For the people of these three related faith traditions, the closeness of our holy days this year is a good reminder of our connection to each other and the ways in which our stories and cultures overlap.
Across Australia there are many interfaith and intercultural iftars, large and small, big community events or cosy home invitations, taking place this month. All of them are a special opportunity to share food from our different traditions and stories from our different backgrounds and to take steps towards greater understanding and appreciation for cultures, identities and religious traditions different from our own – without diluting our own identities or traditions to appreciate someone else’s.
I didn’t start out to write a sermon or a history lesson! But celebration of difference makes us more interesting to each other not less and it’s what motivates Recipes for Ramadan…
Over the last few weeks, I’ve been hit by Covid and flu making the iftars I can attend this weekend all the more special. Here, I’m going to share links to the recipes for some of the foods I know I’m going to be enjoying – and trying out myself.
Thursday night 14 April, I was at Mayor Khal Asfour’s Canterbury Bankstown Iftar. The Fattah and Znoud el Sitt were standouts so over the weekend, I’m serving up the Sharouk Sisters’ Fattah and Hoda Hannaway’s Znoud for my own family.
Friday night is a fundraiser for Mahboba’s Promise to support widows and orphans in Afghanistan. I’m going with some new friends who were evacuated from Kabul last year and can’t wait to try Farukh’s recipe for Bolani, a stuffed flatbread which is one of Afghanistan’s national dishes. If you decide to try it too, while you’re cooking, you can meet Farukh and her brother Rahmatullah in ABC Radio National’s program Soul Search and revel in what great additions they are to Australia.

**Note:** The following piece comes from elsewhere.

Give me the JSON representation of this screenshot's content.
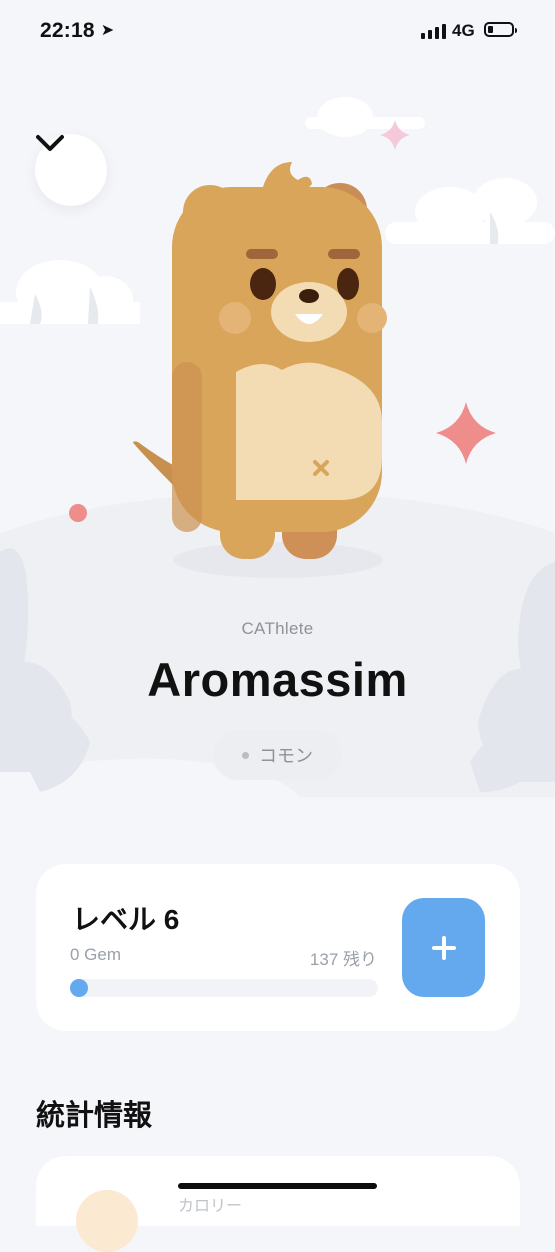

Saturday night, my husband and I are invited to the home of new Recipes for Ramadan contributor, Kiran Afzal. We can’t wait to try her Fruit Chaat and Dahi Baray which are an iftar tradition in most homes in Pakistan and Northern India.

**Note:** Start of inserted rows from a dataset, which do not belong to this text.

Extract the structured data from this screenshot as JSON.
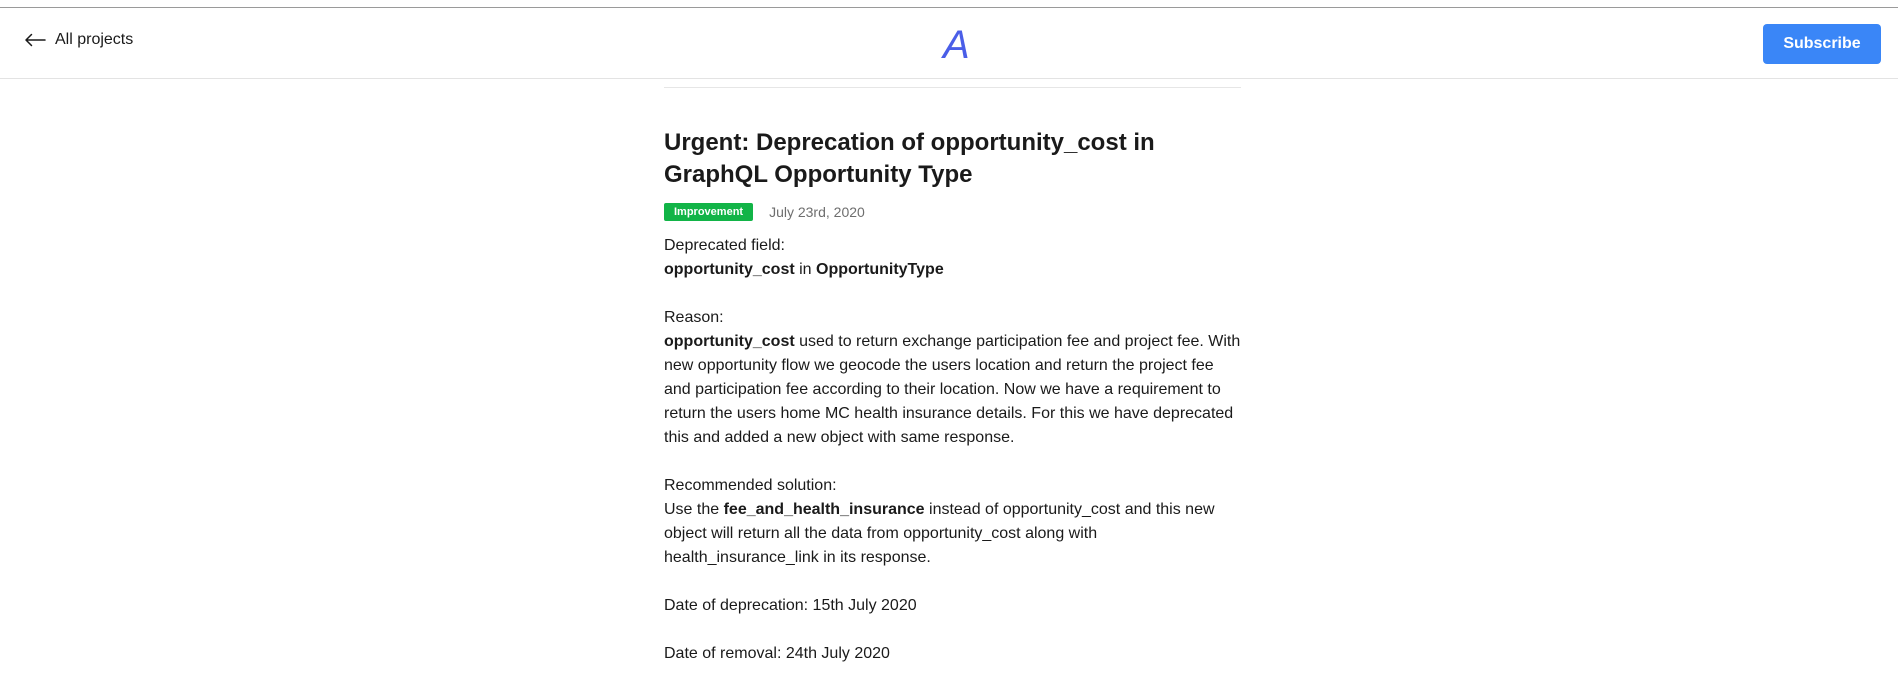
{
  "header": {
    "back_label": "All projects",
    "logo_letter": "A",
    "subscribe_label": "Subscribe"
  },
  "colors": {
    "accent": "#3a86f7",
    "badge": "#12b447",
    "logo": "#4a5ee8"
  },
  "icons": {
    "back": "arrow-left-icon"
  },
  "article": {
    "title": "Urgent: Deprecation of opportunity_cost in GraphQL Opportunity Type",
    "badge": "Improvement",
    "date": "July 23rd, 2020",
    "deprecated_heading": "Deprecated field:",
    "deprecated_field": "opportunity_cost",
    "deprecated_in": " in ",
    "deprecated_type": "OpportunityType",
    "reason_heading": "Reason:",
    "reason_field": "opportunity_cost",
    "reason_text": " used to return exchange participation fee and project fee. With new opportunity flow we geocode the users location and return the project fee and participation fee according to their location. Now we have a requirement to return the users home MC health insurance details.  For this we have deprecated this and added a new object with same response.",
    "solution_heading": "Recommended solution:",
    "solution_prefix": "Use the ",
    "solution_field": "fee_and_health_insurance",
    "solution_text": " instead of opportunity_cost and this new object will return all the data from opportunity_cost along with health_insurance_link in its response.",
    "deprecation_date": "Date of deprecation: 15th July 2020",
    "removal_date": "Date of removal: 24th July 2020"
  }
}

Sunday, I’m thinking I may do Omar Jamal’s Jordanian Lamb and Eggplant Maqluba. Flipping Maqluba onto the serving dish is always a special family moment.
Then Monday, we’re invited to a wonderful international culinary spread at Amity College with students and parents cooking for a special small iftar event laid on to introduce new mayor of Liverpool, Ned Mannoun to the diversity of the school’s community. The menu and cooks-cum diners include Lina Jebeile’s Lebanese Hummus, Beyza and Mehmet Koca’s Ali Nazik, Fathia Abdullah’s Somali Pilaf Rice and Sueda Ugurlu’s Japanese Coffee Tapoica Pudding.

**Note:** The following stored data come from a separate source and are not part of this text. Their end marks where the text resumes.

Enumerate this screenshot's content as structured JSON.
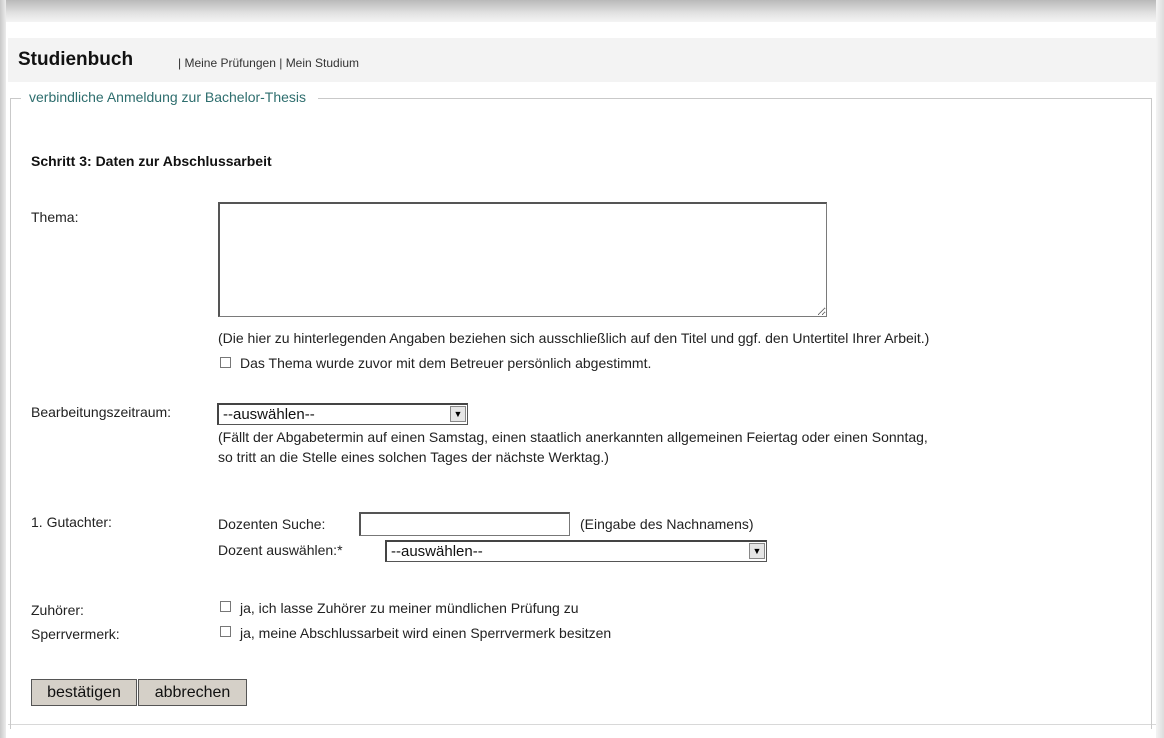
{
  "header": {
    "title": "Studienbuch",
    "nav_sep1": "|",
    "nav_items": [
      "Meine Prüfungen",
      "Mein Studium"
    ],
    "nav_sep2": "|"
  },
  "form": {
    "legend": "verbindliche Anmeldung zur Bachelor-Thesis",
    "step_title": "Schritt 3: Daten zur Abschlussarbeit",
    "thema": {
      "label": "Thema:",
      "value": "",
      "note": "(Die hier zu hinterlegenden Angaben beziehen sich ausschließlich auf den Titel und ggf. den Untertitel Ihrer Arbeit.)",
      "checkbox_label": "Das Thema wurde zuvor mit dem Betreuer persönlich abgestimmt.",
      "checked": false
    },
    "zeitraum": {
      "label": "Bearbeitungszeitraum:",
      "selected": "--auswählen--",
      "note_line1": "(Fällt der Abgabetermin auf einen Samstag, einen staatlich anerkannten allgemeinen Feiertag oder einen Sonntag,",
      "note_line2": "so tritt an die Stelle eines solchen Tages der nächste Werktag.)"
    },
    "gutachter": {
      "label": "1. Gutachter:",
      "search_label": "Dozenten Suche:",
      "search_value": "",
      "search_hint": "(Eingabe des Nachnamens)",
      "select_label": "Dozent auswählen:*",
      "selected": "--auswählen--"
    },
    "zuhoerer": {
      "label": "Zuhörer:",
      "checkbox_label": "ja, ich lasse Zuhörer zu meiner mündlichen Prüfung zu",
      "checked": false
    },
    "sperrvermerk": {
      "label": "Sperrvermerk:",
      "checkbox_label": "ja, meine Abschlussarbeit wird einen Sperrvermerk besitzen",
      "checked": false
    },
    "buttons": {
      "confirm": "bestätigen",
      "cancel": "abbrechen"
    }
  }
}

In between all that eating, good food and great conversation, we’re hoping as a family to get to Ramadan Nights, the Haldon Street street market in the Sydney suburb of Lakemba, and to the Most Blessed Nights’ Street Food Market which is on in Liverpool’s Macquarie Mall every Friday, Saturday and Sunday in April. The return of both night markets will shine a light on local businesses many of whom have been affected by Covid lockdowns over the past two years.
I hope your long weekend is special – and wish you and your families a healthy covid-free time with family and friends. Hard to believe but it even looks set to stay rain free on the east coast!